Over the past week, George W. Bush has shown a disturbing tendency not to waffle when it comes to Iraq. There has been an appalling clarity and coherence to his position. There has been a reckless tendency not to be murky, hesitant, or evasive. Naturally, questions are being raised about President Bush’s leadership skills.

Meanwhile, among the smart set, Hamlet-like indecision has become the intellectual fashion. The liberal columnist E. J. Dionne wrote in the Washington Post that he is uncomfortable with the pro and antiwar camps. He praised the doubters and raised his colors on behalf of ‘heroic ambivalence.’ The New York Times, venturing deep into the territory of self-parody, ran a full-page editorial calling for ‘still more discussion’ on whether or not to go to war.
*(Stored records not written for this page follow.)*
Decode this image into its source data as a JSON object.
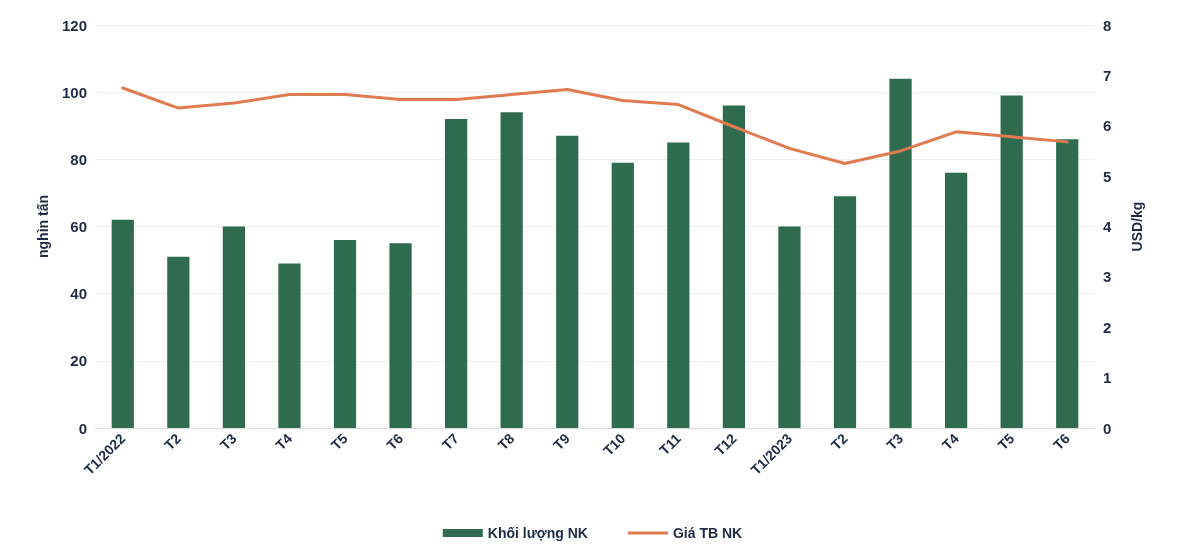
{
  "chart_data": {
    "type": "bar",
    "categories": [
      "T1/2022",
      "T2",
      "T3",
      "T4",
      "T5",
      "T6",
      "T7",
      "T8",
      "T9",
      "T10",
      "T11",
      "T12",
      "T1/2023",
      "T2",
      "T3",
      "T4",
      "T5",
      "T6"
    ],
    "series": [
      {
        "name": "Khối lượng NK",
        "color": "#2e6b4f",
        "values": [
          62,
          51,
          60,
          49,
          56,
          55,
          92,
          94,
          87,
          79,
          85,
          96,
          60,
          69,
          104,
          76,
          99,
          86
        ]
      },
      {
        "name": "Giá TB NK",
        "type": "line",
        "axis": "y2",
        "color": "#e07a50",
        "values": [
          6.75,
          6.35,
          6.45,
          6.62,
          6.62,
          6.52,
          6.52,
          6.62,
          6.72,
          6.5,
          6.42,
          5.98,
          5.55,
          5.25,
          5.5,
          5.88,
          5.78,
          5.68
        ]
      }
    ],
    "ylabel": "nghìn tấn",
    "y2label": "USD/kg",
    "ylim": [
      0,
      120
    ],
    "yticks": [
      0,
      20,
      40,
      60,
      80,
      100,
      120
    ],
    "y2lim": [
      0,
      8
    ],
    "y2ticks": [
      0,
      1,
      2,
      3,
      4,
      5,
      6,
      7,
      8
    ],
    "grid": "y",
    "legend": "bottom",
    "marker": "none",
    "line_style": "solid"
  }
}
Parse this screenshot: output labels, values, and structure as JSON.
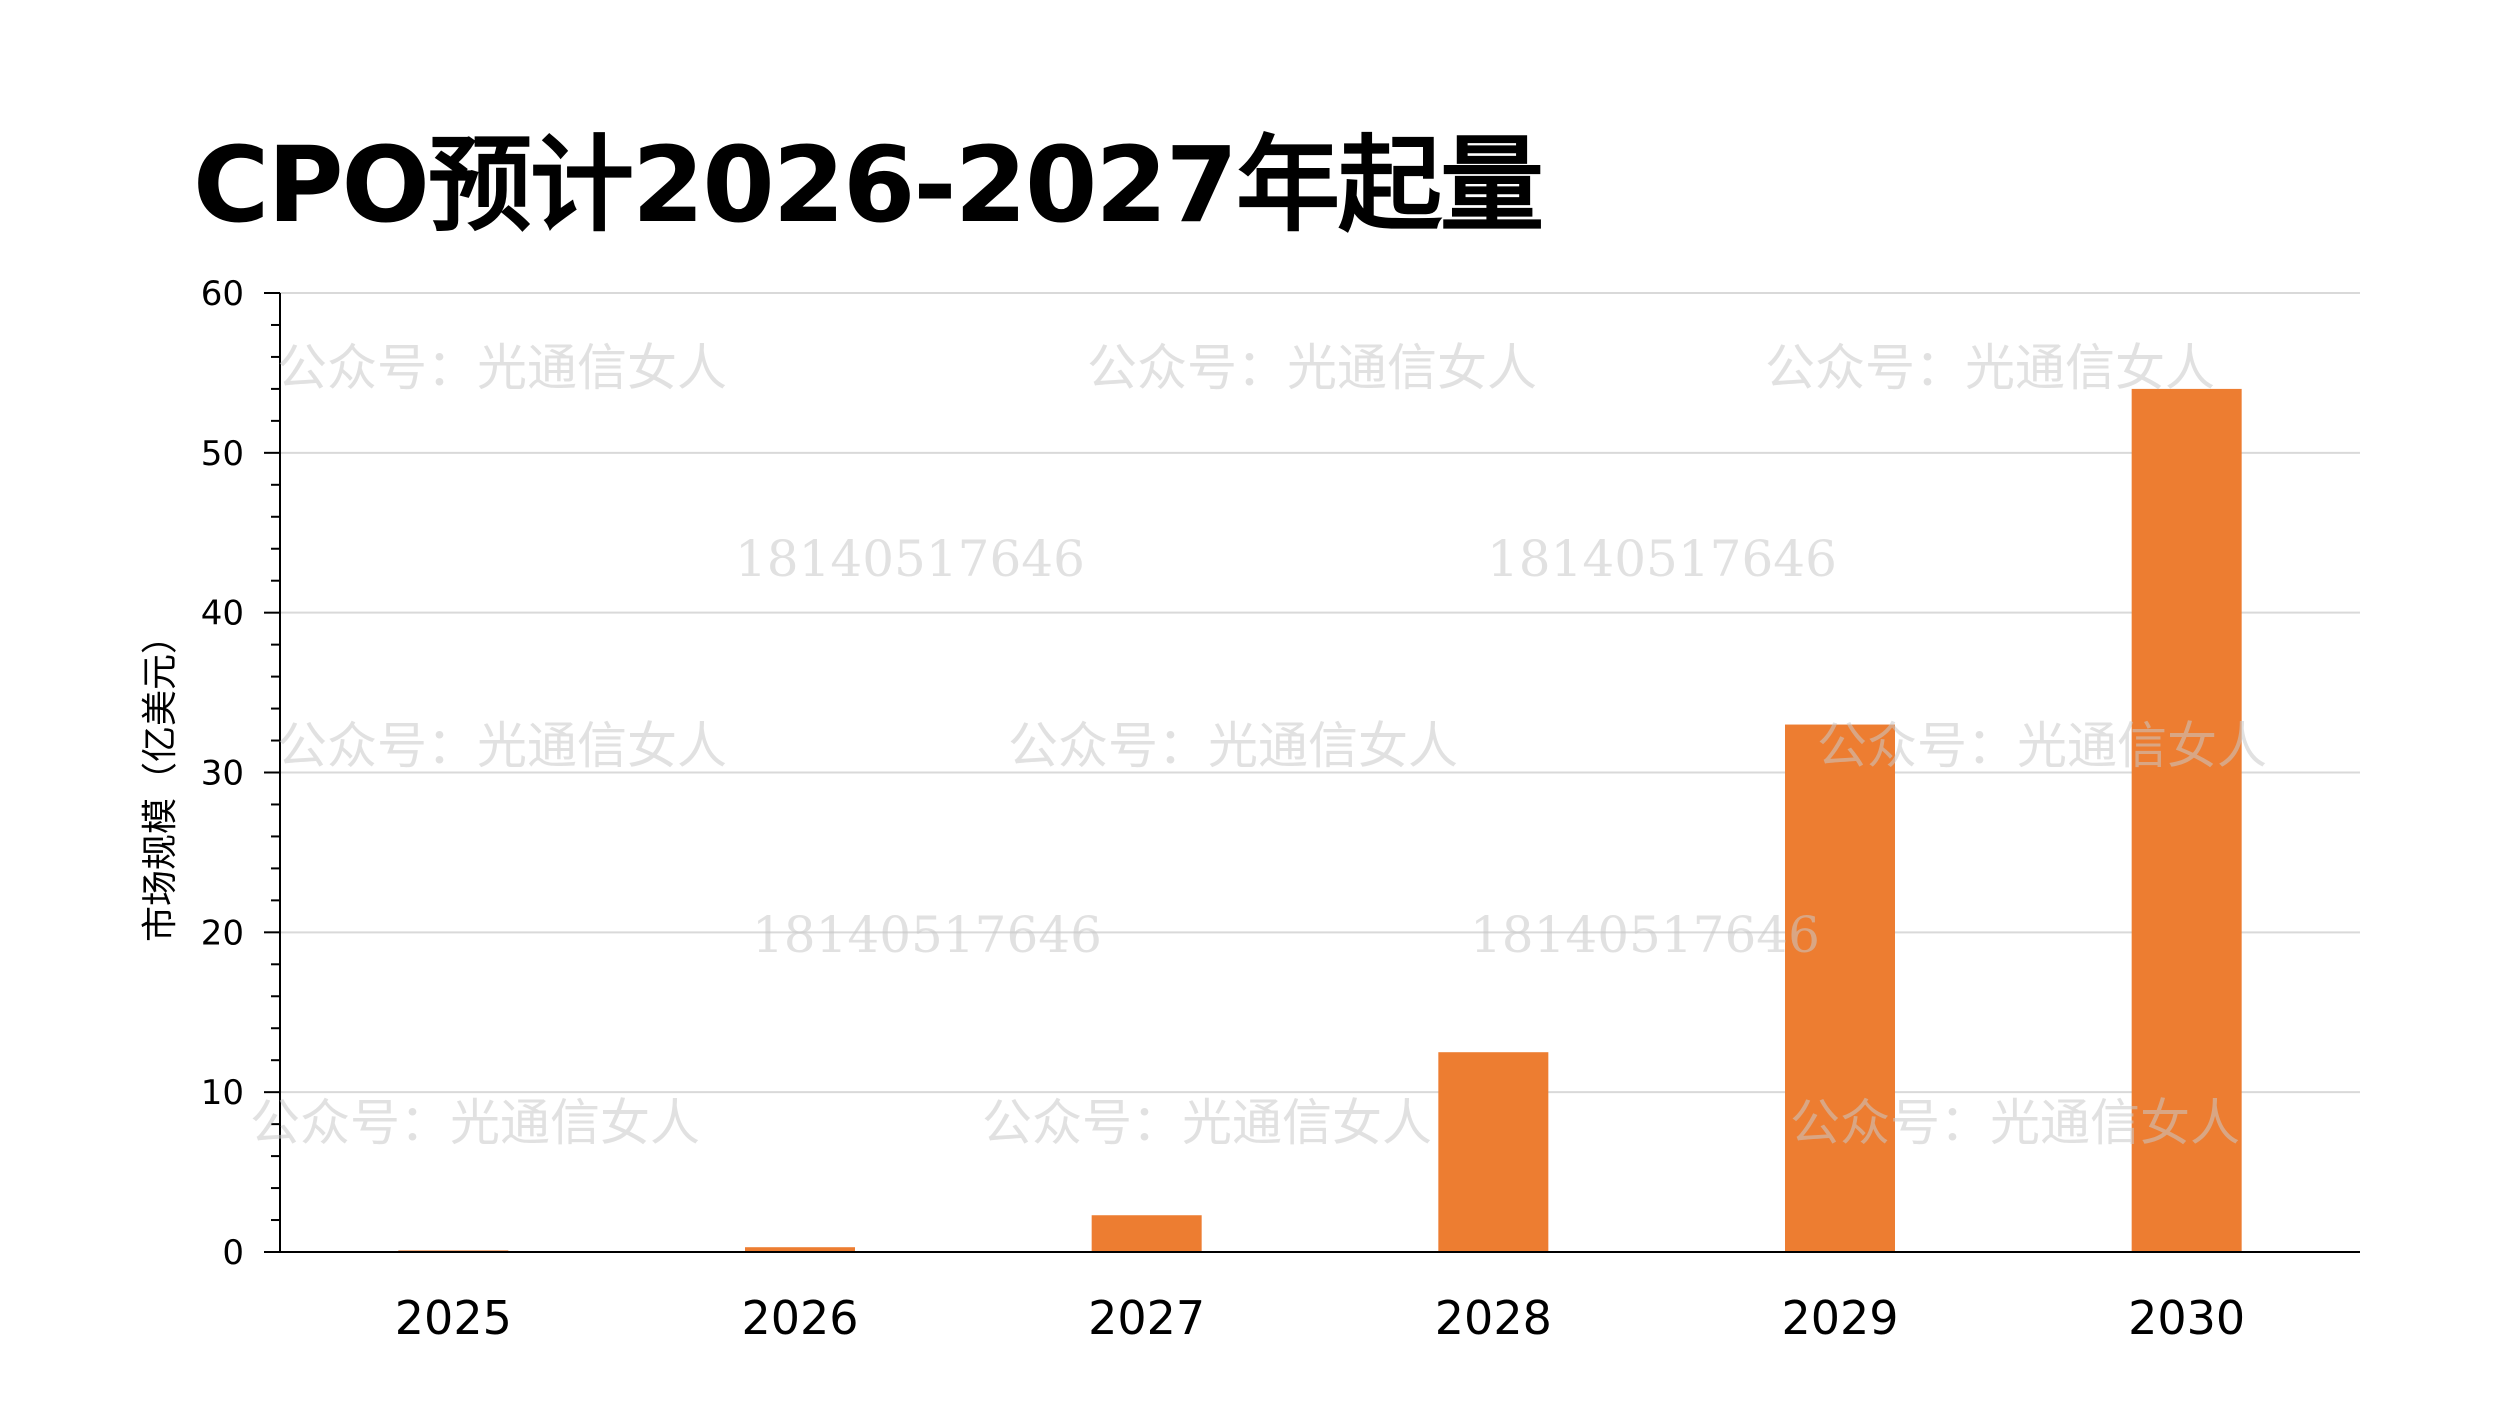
{
  "title": "CPO预计2026-2027年起量",
  "chart_data": {
    "type": "bar",
    "categories": [
      "2025",
      "2026",
      "2027",
      "2028",
      "2029",
      "2030"
    ],
    "series": [
      {
        "values": [
          0.1,
          0.3,
          2.3,
          12.5,
          33,
          54
        ],
        "color": "#ED7D31"
      }
    ],
    "title": "CPO预计2026-2027年起量",
    "xlabel": "",
    "ylabel": "市场规模（亿美元）",
    "ylim": [
      0,
      60
    ],
    "yticks": [
      0,
      10,
      20,
      30,
      40,
      50,
      60
    ],
    "grid": true,
    "legend": "none"
  },
  "watermarks": {
    "account": "公众号：光通信女人",
    "phone": "18140517646"
  },
  "colors": {
    "bar": "#ED7D31",
    "grid": "#d9d9d9",
    "axis": "#000000"
  }
}
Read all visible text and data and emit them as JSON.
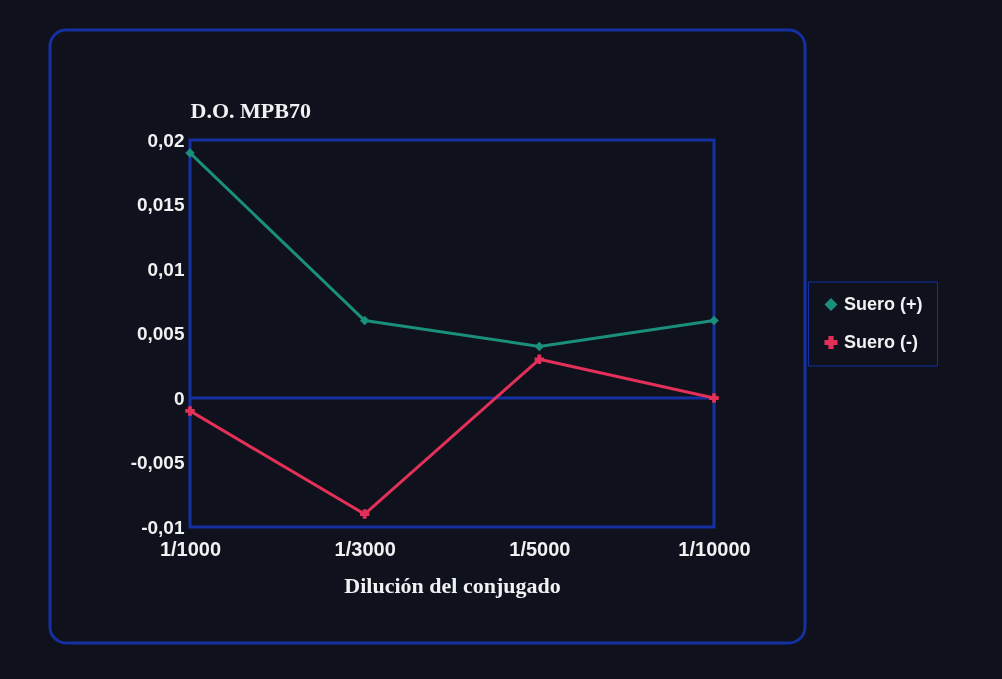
{
  "chart_data": {
    "type": "line",
    "xlabel": "Dilución del conjugado",
    "ylabel": "D.O. MPB70",
    "categories": [
      "1/1000",
      "1/3000",
      "1/5000",
      "1/10000"
    ],
    "series": [
      {
        "name": "Suero (+)",
        "color": "#1a8f7c",
        "marker": "diamond",
        "values": [
          0.019,
          0.006,
          0.004,
          0.006
        ]
      },
      {
        "name": "Suero (-)",
        "color": "#e23058",
        "marker": "cross",
        "values": [
          -0.001,
          -0.009,
          0.003,
          0
        ]
      }
    ],
    "ylim": [
      -0.01,
      0.02
    ],
    "yticks": [
      {
        "value": -0.01,
        "label": "-0,01"
      },
      {
        "value": -0.005,
        "label": "-0,005"
      },
      0,
      {
        "value": 0.005,
        "label": "0,005"
      },
      {
        "value": 0.01,
        "label": "0,01"
      },
      {
        "value": 0.015,
        "label": "0,015"
      },
      {
        "value": 0.02,
        "label": "0,02"
      }
    ],
    "ref_lines": [
      {
        "axis": "y",
        "value": 0,
        "color": "#1530a0"
      }
    ],
    "grid": false,
    "legend": "right",
    "line_style": "solid"
  }
}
In certain circles, it is not only important what opinion you hold, but how you hold it. It is important to be seen dancing with complexity, sliding among shades of gray. Any poor rube can come to a simple conclusion–that President Saddam Hussein is a menace who must be disarmed–but the refined ratiocinators want to be seen luxuriating amid the difficulties, donning the jewels of nuance, even to the point of self-paralysis…

But those who actually have to lead and protect, and actually have to build one step on another, have to bring some questions to a close. Bush gave Saddam time to disarm. Saddam did not. Hence, the issue of whether to disarm him forcibly is settled. The French and the Germans and the domestic critics may keep debating, which is their luxury, but the people who actually make the decisions have moved on to more practical concerns…

Being horribly, murderously wrong is apparently no impediment to affording a $4 million home. Brooks is only worth reading for the pictures–and since there are no pictures in his columns, that doesn’t leave you with much. On the signature foreign policy issue of the last decade, he got it completely wrong–and was rewarded with NY Times op-ed real estate so he can spew more misinformation to a larger audience on a variety of topics.

And the congregation responds: this is yet another reason why we can’t have nice things.